Billy and Fred's spot sits on the southeastern tip of what is now being billed as "Greater Center City." This apparently includes everything from Girard Avenue to Tasker Street, river to river. The moniker comes from the Center City District's annual State of Center City report.

The report, released Monday, was full of good news: skyrocketing population and development, booming cultural attractions, and through-the-roof favorability ratings of downtown life. Of course, concerns remain, with a weak job market and underfunded schools topping the list.

The report's definition of Center City makes Philadelphia's downtown population second only to Midtown Manhattan.

We just had to extend the borders a mile in each direction. No biggie. Go, us.

In light of the report, take a walk down Tasker Street, the southern boundary of Greater Center City or whatever you want to call it. (We'll visit the northern line next week.) You'll see all the unmistakable signs of the change transforming the city and all the things that come with it. The beauty, the energy, the awkwardness, and the pain.

Billy and Fred have been victims of gentrification twice. First, they got booted from their garage inside the former 7 Up bottling plant at Eighth and Montrose when it came down for townhouses. Then the same thing happened at a place on Two Street.

That's not to say they aren't welcoming in their way to the many young new faces in the neighborhood.

"I'm outgoing," said Billy, whose last name is Braciszewski but whom everyone calls Billy Ski. "I'll give them a look, like 'hello,' and some say 'hello,' and some don't, and if they don't, well then don't come looking for me when you need a jump."

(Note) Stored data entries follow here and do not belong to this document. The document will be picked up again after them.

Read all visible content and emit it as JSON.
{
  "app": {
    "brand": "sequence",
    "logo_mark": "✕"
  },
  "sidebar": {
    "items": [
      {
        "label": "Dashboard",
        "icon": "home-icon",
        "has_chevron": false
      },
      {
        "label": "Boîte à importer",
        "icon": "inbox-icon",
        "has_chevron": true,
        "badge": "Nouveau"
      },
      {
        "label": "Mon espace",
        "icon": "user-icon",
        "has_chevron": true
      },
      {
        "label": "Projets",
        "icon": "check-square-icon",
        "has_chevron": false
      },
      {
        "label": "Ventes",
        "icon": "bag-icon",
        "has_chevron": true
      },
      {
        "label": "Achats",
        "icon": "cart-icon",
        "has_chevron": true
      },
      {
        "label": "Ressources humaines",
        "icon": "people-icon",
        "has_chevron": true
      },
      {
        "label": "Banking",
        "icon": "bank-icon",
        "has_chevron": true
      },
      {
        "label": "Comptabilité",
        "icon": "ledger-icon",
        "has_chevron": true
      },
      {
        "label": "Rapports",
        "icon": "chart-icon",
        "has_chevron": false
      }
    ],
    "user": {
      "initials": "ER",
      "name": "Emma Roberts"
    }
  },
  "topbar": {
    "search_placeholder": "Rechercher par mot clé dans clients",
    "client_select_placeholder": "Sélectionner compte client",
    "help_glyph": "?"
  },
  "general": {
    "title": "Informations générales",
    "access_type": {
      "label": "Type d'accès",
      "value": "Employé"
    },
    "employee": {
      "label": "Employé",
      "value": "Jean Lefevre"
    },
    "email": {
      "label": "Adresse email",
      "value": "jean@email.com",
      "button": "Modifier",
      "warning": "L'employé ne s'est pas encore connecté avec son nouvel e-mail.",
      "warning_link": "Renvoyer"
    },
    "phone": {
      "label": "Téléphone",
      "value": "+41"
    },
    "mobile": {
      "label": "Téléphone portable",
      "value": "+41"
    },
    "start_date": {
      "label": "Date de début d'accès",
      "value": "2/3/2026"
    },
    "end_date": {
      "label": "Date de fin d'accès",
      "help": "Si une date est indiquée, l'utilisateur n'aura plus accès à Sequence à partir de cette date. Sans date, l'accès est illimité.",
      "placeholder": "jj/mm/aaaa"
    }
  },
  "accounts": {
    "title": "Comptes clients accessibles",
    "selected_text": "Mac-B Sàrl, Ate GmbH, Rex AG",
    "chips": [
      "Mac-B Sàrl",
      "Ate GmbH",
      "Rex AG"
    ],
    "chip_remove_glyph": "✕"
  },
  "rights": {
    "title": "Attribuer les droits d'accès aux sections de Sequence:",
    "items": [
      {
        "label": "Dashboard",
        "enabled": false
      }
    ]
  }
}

From their spot, the boundary stretches west to Dickinson Square Park at Fourth and Tasker, where on Tuesday morning Peter Woolsey pushed his 8-month-old daughter, Camille, on the swings of the refurbished playground while shooting the breeze with Jason Winklbauer, who pushed his son, Spicer.

You can see the blue door of Peter's house from the park. He's been in the neighborhood for eight years - and heard the stories from a few years before that when the park was not the safest place to visit at night.

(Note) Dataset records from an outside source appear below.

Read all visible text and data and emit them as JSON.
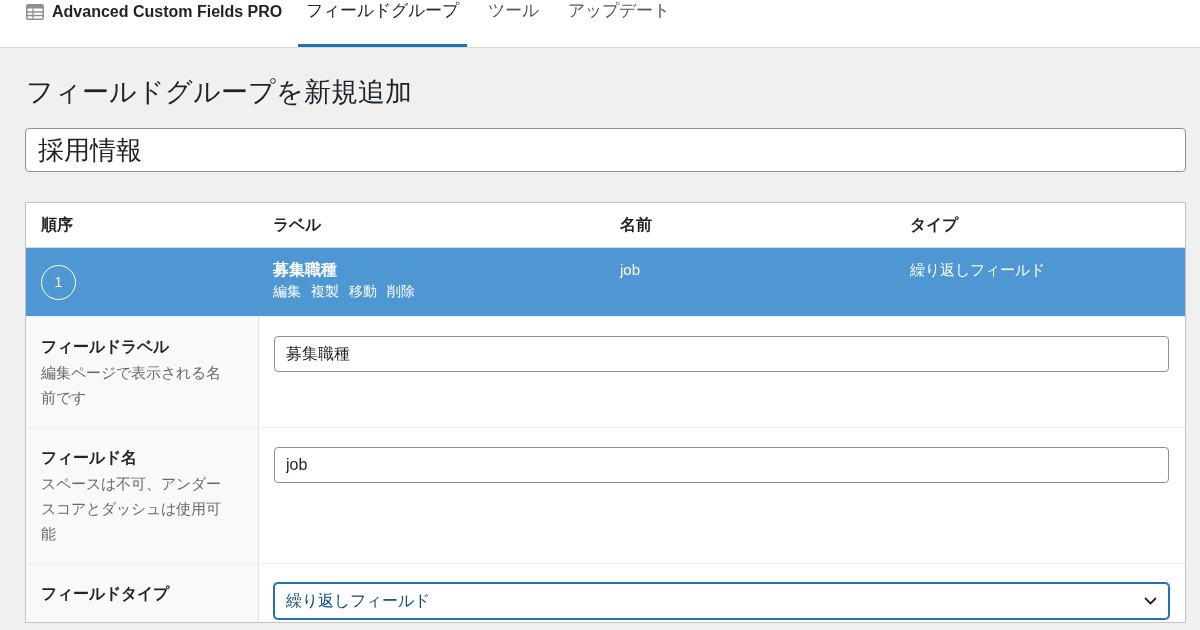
{
  "header": {
    "app_title": "Advanced Custom Fields PRO",
    "tabs": [
      {
        "label": "フィールドグループ",
        "selected": true
      },
      {
        "label": "ツール",
        "selected": false
      },
      {
        "label": "アップデート",
        "selected": false
      }
    ]
  },
  "page": {
    "heading": "フィールドグループを新規追加",
    "title_field": {
      "value": "採用情報"
    }
  },
  "fields_table": {
    "columns": [
      "順序",
      "ラベル",
      "名前",
      "タイプ"
    ],
    "rows": [
      {
        "order": "1",
        "label": "募集職種",
        "actions": [
          "編集",
          "複製",
          "移動",
          "削除"
        ],
        "name": "job",
        "type": "繰り返しフィールド",
        "selected": true
      }
    ]
  },
  "field_settings": [
    {
      "kind": "text",
      "label": "フィールドラベル",
      "description": "編集ページで表示される名前です",
      "value": "募集職種",
      "focused": false
    },
    {
      "kind": "text",
      "label": "フィールド名",
      "description": "スペースは不可、アンダースコアとダッシュは使用可能",
      "value": "job",
      "focused": false
    },
    {
      "kind": "select",
      "label": "フィールドタイプ",
      "value": "繰り返しフィールド",
      "focused": true
    }
  ]
}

"But to call this Center City - pfft," he said. "I think they're getting a little ahead of themselves. This is South Philly."

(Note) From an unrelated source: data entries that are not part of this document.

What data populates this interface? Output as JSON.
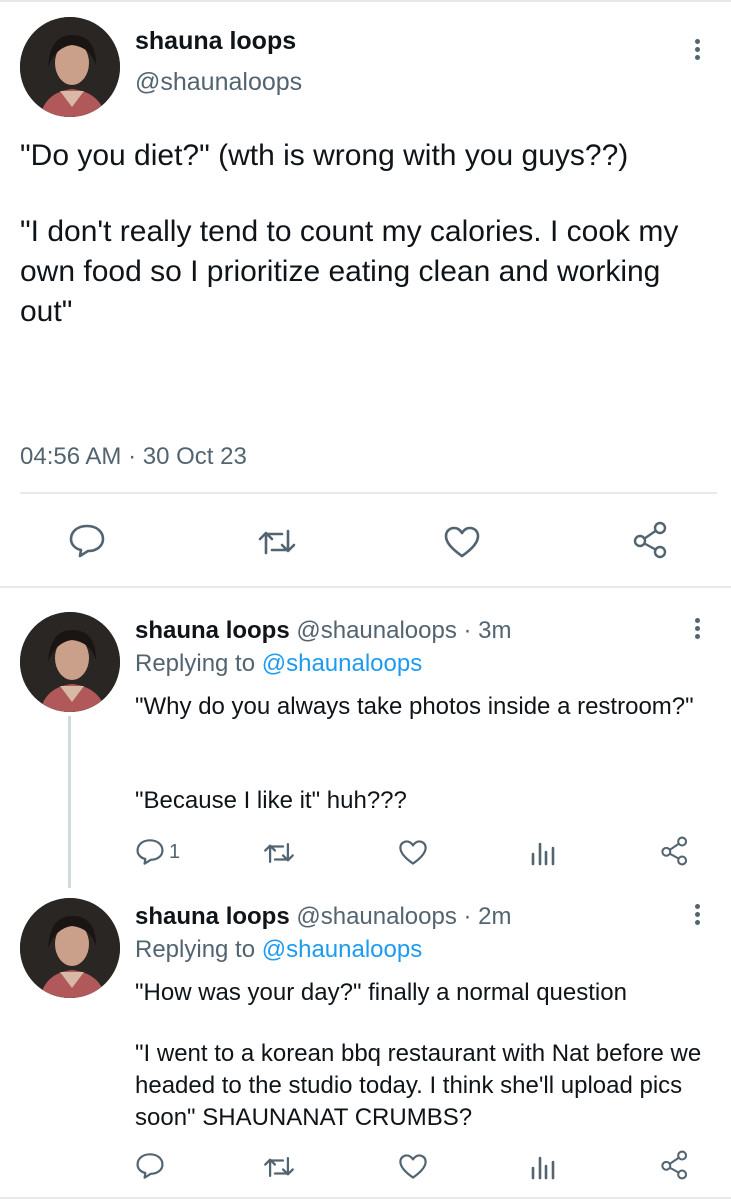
{
  "main_tweet": {
    "display_name": "shauna loops",
    "handle": "@shaunaloops",
    "text_line1": "\"Do you diet?\" (wth is wrong with you guys??)",
    "text_para2": "\"I don't really tend to count my calories. I cook my own food so I prioritize eating clean and working out\"",
    "timestamp": "04:56 AM · 30 Oct 23",
    "actions": [
      "reply-icon",
      "retweet-icon",
      "like-icon",
      "share-icon"
    ]
  },
  "replies": [
    {
      "display_name": "shauna loops",
      "handle_time": "@shaunaloops · 3m",
      "replying_prefix": "Replying to ",
      "replying_to": "@shaunaloops",
      "text_para1": "\"Why do you always take photos inside a restroom?\"",
      "text_para2": "\"Because I like it\" huh???",
      "reply_count": "1"
    },
    {
      "display_name": "shauna loops",
      "handle_time": "@shaunaloops · 2m",
      "replying_prefix": "Replying to ",
      "replying_to": "@shaunaloops",
      "text_para1": "\"How was your day?\" finally a normal question",
      "text_para2": "\"I went to a korean bbq restaurant with Nat before we headed to the studio today. I think she'll upload pics soon\" SHAUNANAT CRUMBS?",
      "reply_count": ""
    }
  ],
  "colors": {
    "accent": "#1d9bf0",
    "secondary_text": "#536471",
    "divider": "#e7e9eb"
  }
}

Stretching west to Fifth and Tasker, Ronald Prince leaned against his cane, holding court outside L & S Cleaners.

"Sure, Center City is taking over," Ronald said, matter-of-factly, pointing his cane to three-story rowhouses across the street. "There are six [door]bells on them," he said. They're getting $500 to $600 a month for each apartment, he said. "That's growth."

A lot of the old-timers along Tasker Street call the young people who have moved in "New Yorkers."

Tom Esposito, who hangs at Vic's Coffee Shop at Eighth and Tasker with the owner, Vic Mele, his friend of 50 years, calls them "New Yorkers who can't find a job." But Tom had no hint of dislike in his voice, even when, in a slip of the tongue while seeming to search for the words hipsters or yuppies, he coined a new term: "Huppies."

Walk past the trendy restaurants at Passyunk and Tasker, and across Broad Street, and sit in the Jazz It Up barbershop at 16th and Tasker, as stylist Corey Mason gives a customer known as Larry the Unofficial Mayor a buzz, and you will hear a more mixed review of all the growth that has come to Tasker:

Yes, there is less blight and there are some more construction jobs, but that comes with higher taxes and higher rents and a more aggressive police presence. Larry said he couldn't keep up with all the names for the neighborhood so long known as Point Breeze: SW South Philly, Newbold, and now Greater Center City.

"South Philly is getting smaller and smaller," he said, with a wisp of nostalgia.

That was a sentiment lost on Billy Banks, a construction worker built like a slab of granite, who was digging the claw of his excavator into the cracked concrete of a playground at 20th and Tasker. On a nearby wall is an old painted mural listing the names of 46 people who had been killed by gun violence. As the neighborhood grows better, the city and private donors are building a better playground.

"Progress is progress," Billy said.

By whatever name you want to call it.